Online search, dominated by Google for 25 years, has become as mundane as making a phone call, but it may finally be getting a deep reset thanks to artificial intelligence.
The classic search and click ubiquitous by the Google giant is undergoing a major AI overhaul, as ChatGPT, Bard or Bing bots see hundreds of millions of Internet users seek answers to life’s questions in a new way.
“People are realizing how often they use Google search, not to find a webpage, but to answer a question,” said Stefan Sigg, chief product officer at Software AG, based in Germany.
Microsoft, long considered the boring uncle of big tech, has leapt fearlessly and some say blindly into the pursuit of generative AI With an update to Bing, the long fight has also gone to Google.
Bing’s bot, which launched worldwide after three months of testing, responds directly to a query rather than throwing up a page full of links for the search user to scroll through and click on.
With a prompt, Bing compares two products, brainstorms vacation plans, or helps prepare for a job interview, for example.
heavy lifting
“Now, search does the heavy lifting for you,” Cathy Edwards, Google’s vice president of engineering, said at the company’s annual I/O developer conference in California.
The user no longer has to “analyze the information and put the pieces together,” she said.
At the conference, in conjunction with Bing, Google unveiled the latest iteration of its web search juggernaut, but instead of the constellation of links that confronts you today, a chatbot offered a few paragraphs to answer what you were looking for.
Google’s AI-amplified search engine will roll out slowly in the United States as a start, the company said.
“What we’re trying to do is make it more natural and intuitive, as easy as asking a friend and getting input from someone who really knows any question you have in the world,” Elizabeth Reid, vice president of research, told AFP. . .

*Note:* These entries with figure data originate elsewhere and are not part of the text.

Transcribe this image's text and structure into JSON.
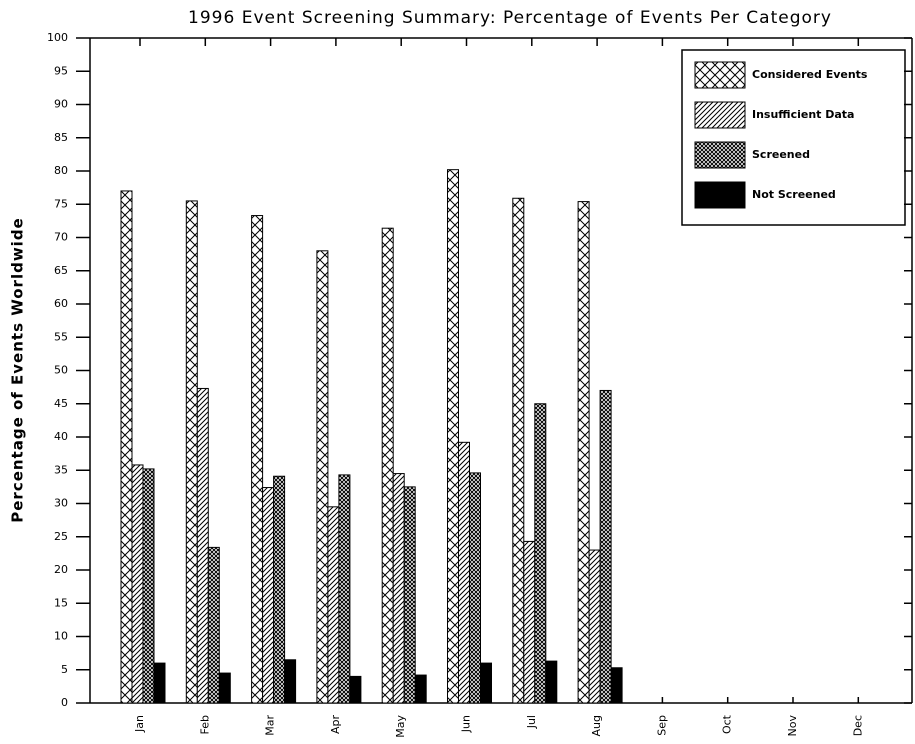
{
  "chart_data": {
    "type": "bar",
    "title": "1996 Event Screening Summary: Percentage of Events Per Category",
    "y_label": "Percentage of Events Worldwide",
    "categories": [
      "Jan",
      "Feb",
      "Mar",
      "Apr",
      "May",
      "Jun",
      "Jul",
      "Aug",
      "Sep",
      "Oct",
      "Nov",
      "Dec"
    ],
    "series": [
      {
        "name": "Considered Events",
        "color": "#000000",
        "hatch": "crosshatch",
        "values": [
          77,
          75.5,
          73.3,
          68,
          71.4,
          80.2,
          75.9,
          75.4,
          null,
          null,
          null,
          null
        ]
      },
      {
        "name": "Insufficient Data",
        "color": "#000000",
        "hatch": "diagonal",
        "values": [
          35.8,
          47.3,
          32.4,
          29.5,
          34.5,
          39.2,
          24.3,
          23,
          null,
          null,
          null,
          null
        ]
      },
      {
        "name": "Screened",
        "color": "#000000",
        "hatch": "dense",
        "values": [
          35.2,
          23.4,
          34.1,
          34.3,
          32.5,
          34.6,
          45,
          47,
          null,
          null,
          null,
          null
        ]
      },
      {
        "name": "Not Screened",
        "color": "#000000",
        "hatch": "solid",
        "values": [
          6,
          4.5,
          6.5,
          4,
          4.2,
          6,
          6.3,
          5.3,
          null,
          null,
          null,
          null
        ]
      }
    ],
    "ylim": [
      0,
      100
    ],
    "yticks": [
      0,
      5,
      10,
      15,
      20,
      25,
      30,
      35,
      40,
      45,
      50,
      55,
      60,
      65,
      70,
      75,
      80,
      85,
      90,
      95,
      100
    ],
    "legend": "top-right"
  }
}
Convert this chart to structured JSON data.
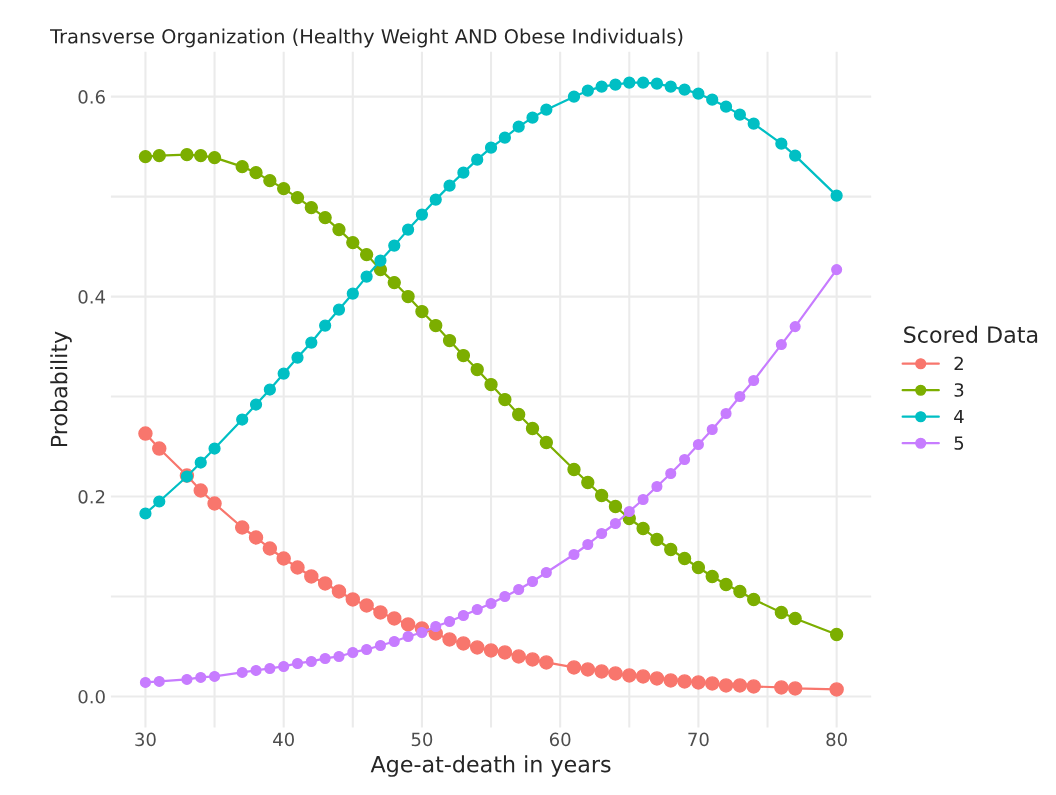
{
  "chart_data": {
    "type": "line",
    "title": "Transverse Organization (Healthy Weight AND Obese Individuals)",
    "xlabel": "Age-at-death in years",
    "ylabel": "Probability",
    "legend_title": "Scored Data",
    "x": [
      30,
      31,
      33,
      34,
      35,
      37,
      38,
      39,
      40,
      41,
      42,
      43,
      44,
      45,
      46,
      47,
      48,
      49,
      50,
      51,
      52,
      53,
      54,
      55,
      56,
      57,
      58,
      59,
      61,
      62,
      63,
      64,
      65,
      66,
      67,
      68,
      69,
      70,
      71,
      72,
      73,
      74,
      76,
      77,
      80
    ],
    "series": [
      {
        "name": "2",
        "color": "#f8766d",
        "values": [
          0.263,
          0.248,
          0.221,
          0.206,
          0.193,
          0.169,
          0.159,
          0.148,
          0.138,
          0.129,
          0.12,
          0.113,
          0.105,
          0.097,
          0.091,
          0.084,
          0.078,
          0.072,
          0.068,
          0.063,
          0.057,
          0.053,
          0.049,
          0.046,
          0.044,
          0.04,
          0.037,
          0.034,
          0.029,
          0.027,
          0.025,
          0.023,
          0.021,
          0.02,
          0.018,
          0.016,
          0.015,
          0.014,
          0.013,
          0.011,
          0.011,
          0.01,
          0.009,
          0.008,
          0.007
        ]
      },
      {
        "name": "3",
        "color": "#7cae00",
        "values": [
          0.54,
          0.541,
          0.542,
          0.541,
          0.539,
          0.53,
          0.524,
          0.516,
          0.508,
          0.499,
          0.489,
          0.479,
          0.467,
          0.454,
          0.442,
          0.427,
          0.414,
          0.4,
          0.385,
          0.371,
          0.356,
          0.341,
          0.327,
          0.312,
          0.297,
          0.282,
          0.268,
          0.254,
          0.227,
          0.214,
          0.201,
          0.19,
          0.178,
          0.168,
          0.157,
          0.147,
          0.138,
          0.129,
          0.12,
          0.112,
          0.105,
          0.097,
          0.084,
          0.078,
          0.062
        ]
      },
      {
        "name": "4",
        "color": "#00bfc4",
        "values": [
          0.183,
          0.195,
          0.22,
          0.234,
          0.248,
          0.277,
          0.292,
          0.307,
          0.323,
          0.339,
          0.354,
          0.371,
          0.387,
          0.403,
          0.42,
          0.436,
          0.451,
          0.467,
          0.482,
          0.497,
          0.511,
          0.524,
          0.537,
          0.549,
          0.559,
          0.57,
          0.579,
          0.587,
          0.6,
          0.606,
          0.61,
          0.612,
          0.614,
          0.614,
          0.613,
          0.61,
          0.607,
          0.603,
          0.597,
          0.59,
          0.582,
          0.573,
          0.553,
          0.541,
          0.501
        ]
      },
      {
        "name": "5",
        "color": "#c77cff",
        "values": [
          0.014,
          0.015,
          0.017,
          0.019,
          0.02,
          0.024,
          0.026,
          0.028,
          0.03,
          0.033,
          0.035,
          0.038,
          0.04,
          0.044,
          0.047,
          0.051,
          0.055,
          0.06,
          0.064,
          0.07,
          0.075,
          0.081,
          0.087,
          0.093,
          0.1,
          0.107,
          0.115,
          0.124,
          0.142,
          0.152,
          0.163,
          0.173,
          0.185,
          0.197,
          0.21,
          0.223,
          0.237,
          0.252,
          0.267,
          0.283,
          0.3,
          0.316,
          0.352,
          0.37,
          0.427
        ]
      }
    ],
    "xlim": [
      27.5,
      82.5
    ],
    "ylim": [
      -0.031,
      0.645
    ],
    "xticks": [
      30,
      {
        "value": 35,
        "label": null
      },
      40,
      {
        "value": 45,
        "label": null
      },
      50,
      {
        "value": 55,
        "label": null
      },
      60,
      {
        "value": 65,
        "label": null
      },
      70,
      {
        "value": 75,
        "label": null
      },
      80
    ],
    "yticks": [
      {
        "value": 0,
        "label": "0.0"
      },
      {
        "value": 0.1,
        "label": null
      },
      {
        "value": 0.2,
        "label": "0.2"
      },
      {
        "value": 0.3,
        "label": null
      },
      {
        "value": 0.4,
        "label": "0.4"
      },
      {
        "value": 0.5,
        "label": null
      },
      {
        "value": 0.6,
        "label": "0.6"
      }
    ],
    "grid": true,
    "legend": "right",
    "marker": "circle",
    "line_style": "solid"
  }
}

In addition to search, Google and Microsoft have deployed generative AI tools in other products, from the cloud to the word processor, featuring bots as useful “co-pilots,” to use the term hammered out by the Windows maker.
personal genius
“I think search will be broken up into a million pieces and integrated into all sorts of interfaces, not just in one monolithic centralized place, which is what Google has become,” said John Battelle, author and media entrepreneur.
But if each site acts like a faithful friend, it will become increasingly difficult to distinguish the good information from the bad, he warned.
“Would you trust an AI travel agent to get the deal right? No,” Battelle said.
“I want my own ‘genius’, my own ‘agent’ to deal with the site. If it’s just me against an AI, I’m going to lose. I want one on my side.”
Battelle’s “genius” would digest information from a smartphone, computer, TV or car user to help respond and act for the user in online life.
The bot, powered by personal data, would buy the best vacuum cleaner according to your tastes, habits and current promotions, saving you a long and tedious search
The personal AI assistant would have to pay a fee, ensuring that personal data is not harvested and sold to the highest bidder for online advertising or tracking, as it happens on social media.
Startups like Replika, Anima and others are already entering the complementary AI space.
vital role
For now, Google isn’t going away, said Jim Lecinski, a professor of marketing at the Kellogg School of Management.
“We could have had this same conversation about four years ago with the advent of voice assistants like Alexa or Siri,” he said.
“Wow, the searches are going to end because people are just going to talk their queries into their cars and gadgets on the kitchen counter. Well, here we are,” he said.
Disrupting generative AI could, however, challenge the Internet’s business model, as it could allow users to find the product they want “without having to click on an ad,” Lecinski said.
But he has no doubts that the ad-based giants, Google and Meta, the first among them, will find solutions.
In the new version of Google’s search unveiled on Wednesday, the ads still appear, either at the top of the page or below the results, depending on the question asked.
“I don’t think we can predict what the future will hold, but we believe that ads will continue to play a vital role,” said Google’s Reid.